Increased grain yields were for a time able to accommodate the reduction in land under grain cultivation, the increase in population, and the demand for food, which was growing faster than population. Unfortunately, NGO lobbying and the decades-long railing against modern ("industrial") agriculture brought about a steady decline in domestic and international agricultural research funding. Opposition to agricultural research and development in biotechnology grew as the NGOs falsely but repeatedly claimed that there was controversy in science over biotech's safety.

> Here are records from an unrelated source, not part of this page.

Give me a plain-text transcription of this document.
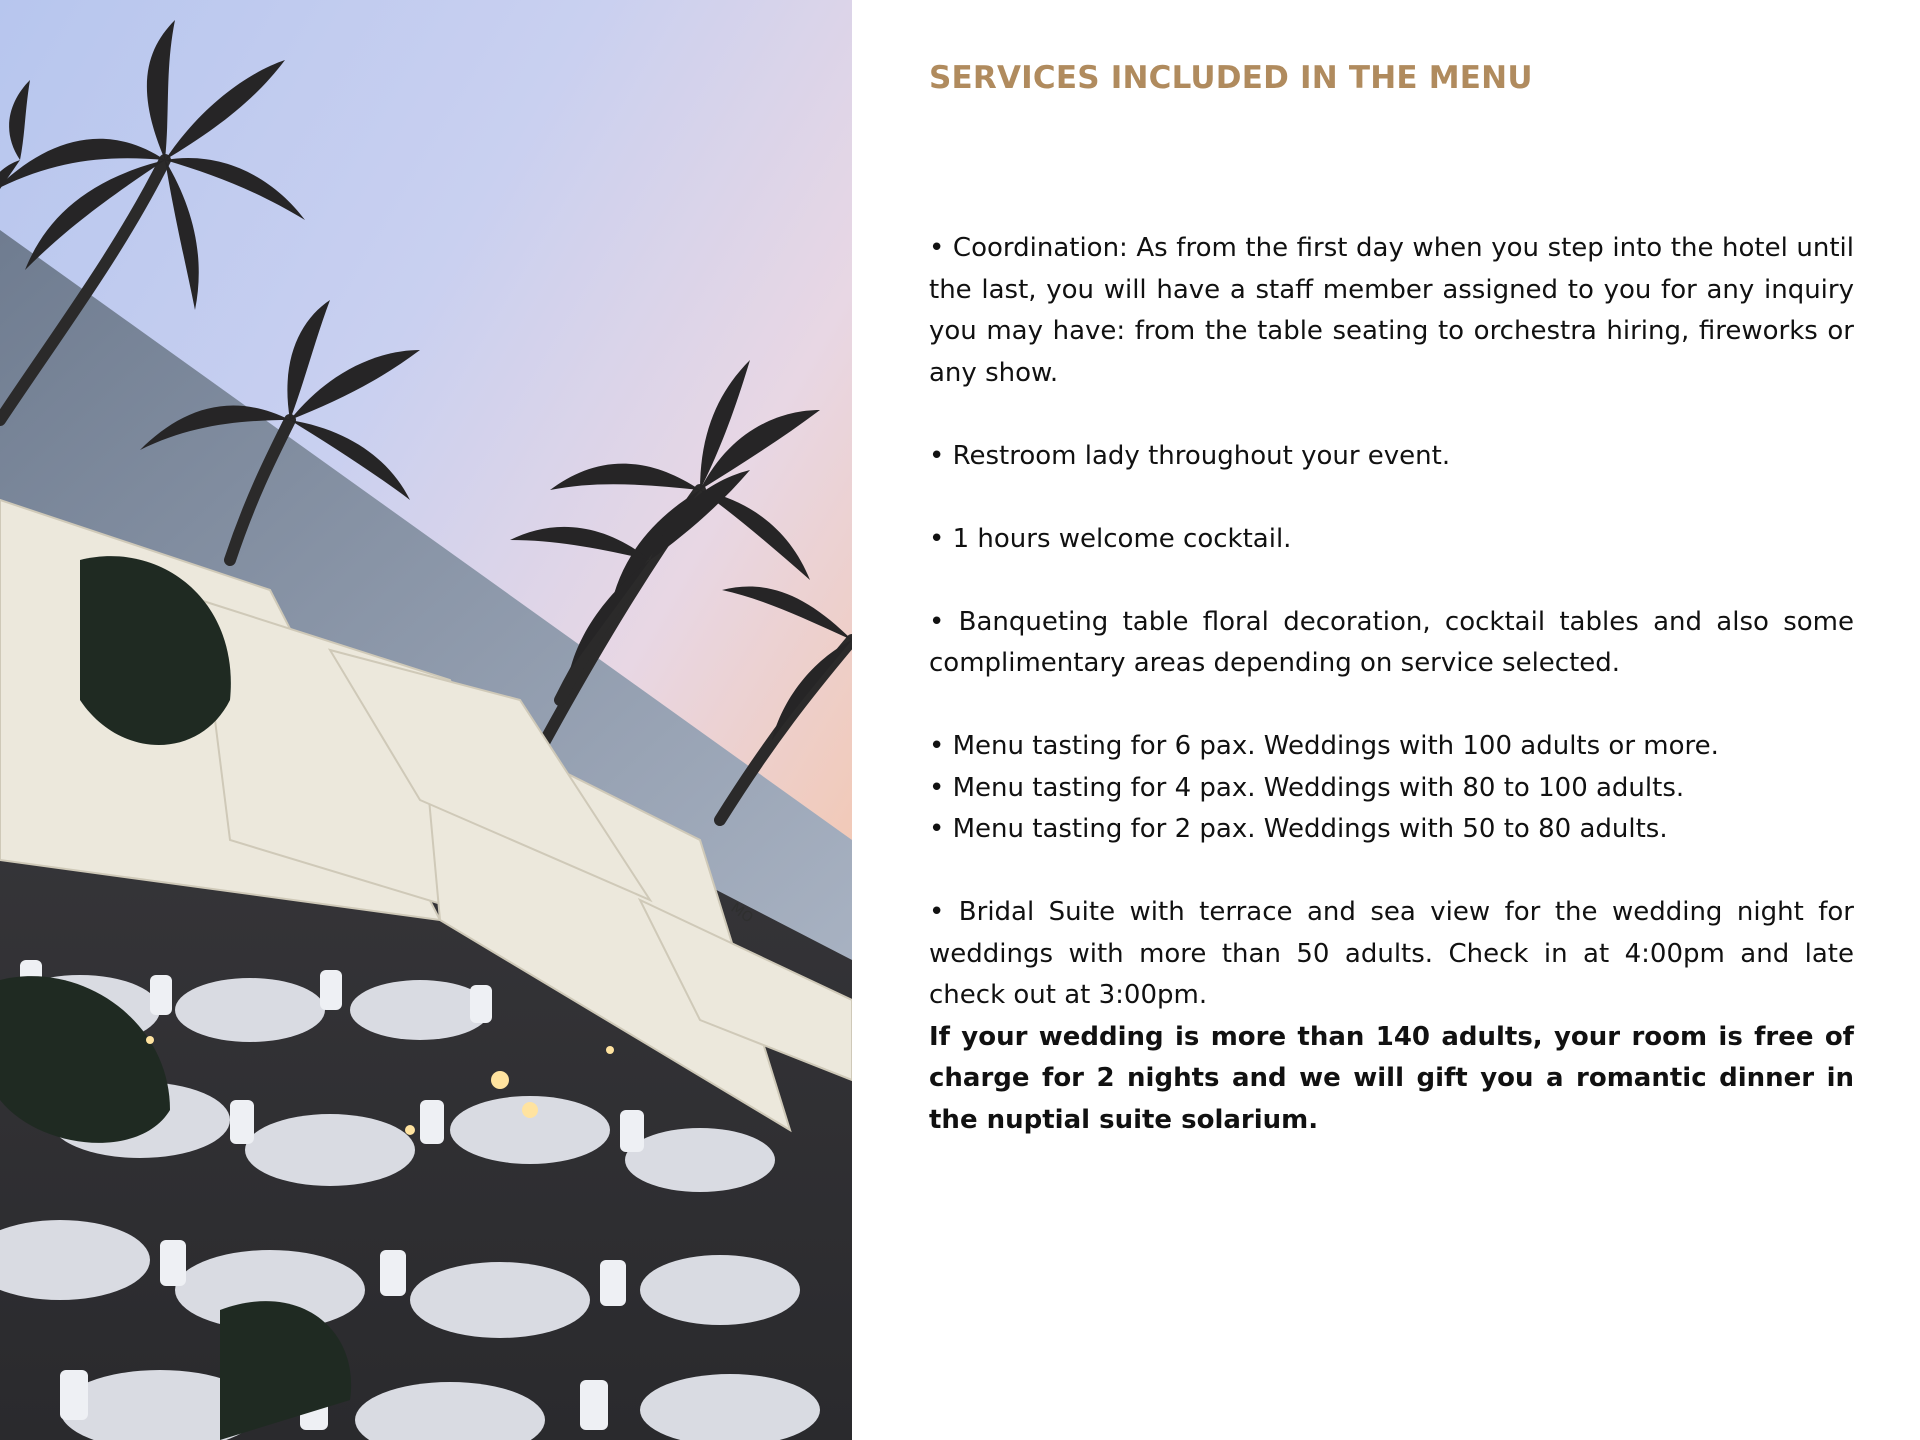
MO
SERVICES INCLUDED IN THE MENU

• Coordination: As from the first day when you step into the hotel until the last, you will have a staff member assigned to you for any inquiry you may have: from the table seating to orchestra hiring, fireworks or any show.

• Restroom lady throughout your event.

• 1 hours welcome cocktail.

• Banqueting table floral decoration, cocktail tables and also some complimentary areas depending on service selected.

• Menu tasting for 6 pax. Weddings with 100 adults or more.

• Menu tasting for 4 pax. Weddings with 80 to 100 adults.

• Menu tasting for 2 pax. Weddings with 50 to 80 adults.

• Bridal Suite with terrace and sea view for the wedding night for weddings with more than 50 adults. Check in at 4:00pm and late check out at 3:00pm.

If your wedding is more than 140 adults, your room is free of charge for 2 nights and we will gift you a romantic dinner in the nuptial suite solarium.
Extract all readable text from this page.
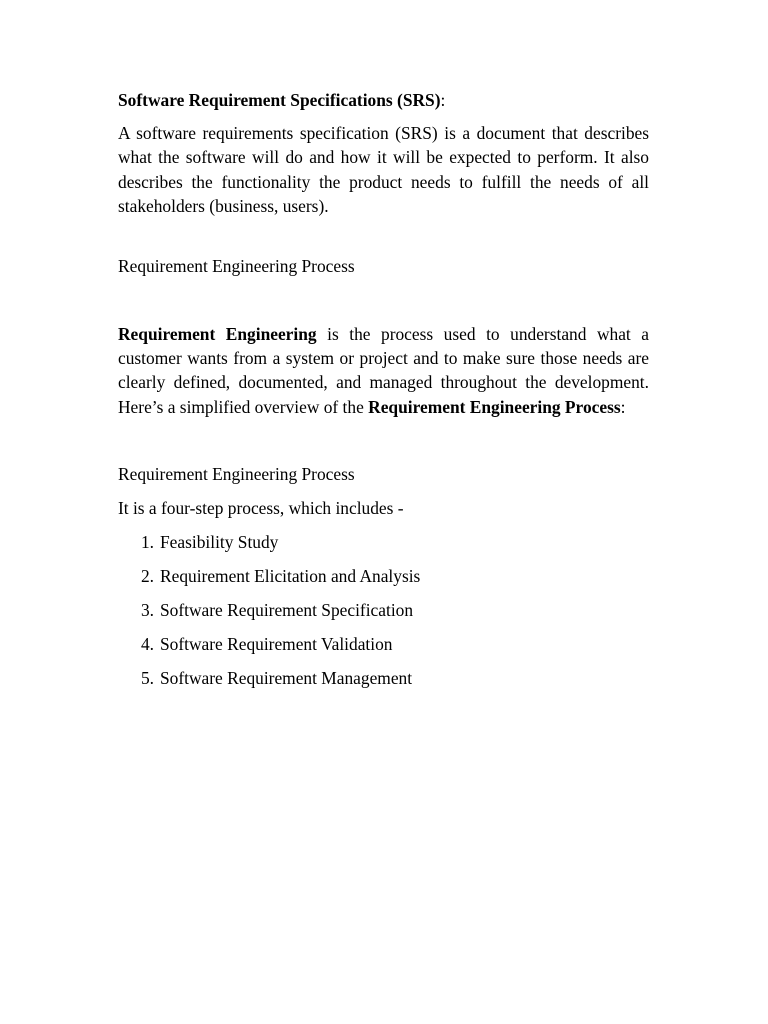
Software Requirement Specifications (SRS):

A software requirements specification (SRS) is a document that describes what the software will do and how it will be expected to perform. It also describes the functionality the product needs to fulfill the needs of all stakeholders (business, users).

Requirement Engineering Process

Requirement Engineering is the process used to understand what a customer wants from a system or project and to make sure those needs are clearly defined, documented, and managed throughout the development. Here’s a simplified overview of the Requirement Engineering Process:

Requirement Engineering Process

It is a four-step process, which includes -

1. Feasibility Study
2. Requirement Elicitation and Analysis
3. Software Requirement Specification
4. Software Requirement Validation
5. Software Requirement Management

Given the growing virulent opposition to "industrial" agriculture and agricultural research, it was inevitable that yield increases would start slowing -- so that, by the beginning of this century, the world was eating more than it produced, driving grain reserves to perilously low levels. All of this was set in motion long before the upsurge in biofuel production from food crops, which I personally very strongly opposed. Tragically, those who have contributed so much to the creation of this crisis are now vociferously advocating returning to the low-yield agricultural practices of times past, which were inadequate to feed a population less than one third of today's.

Thomas R. DeGregori, Ph.D., is a professor of economics at the University of Houston and an ACSH Trustee.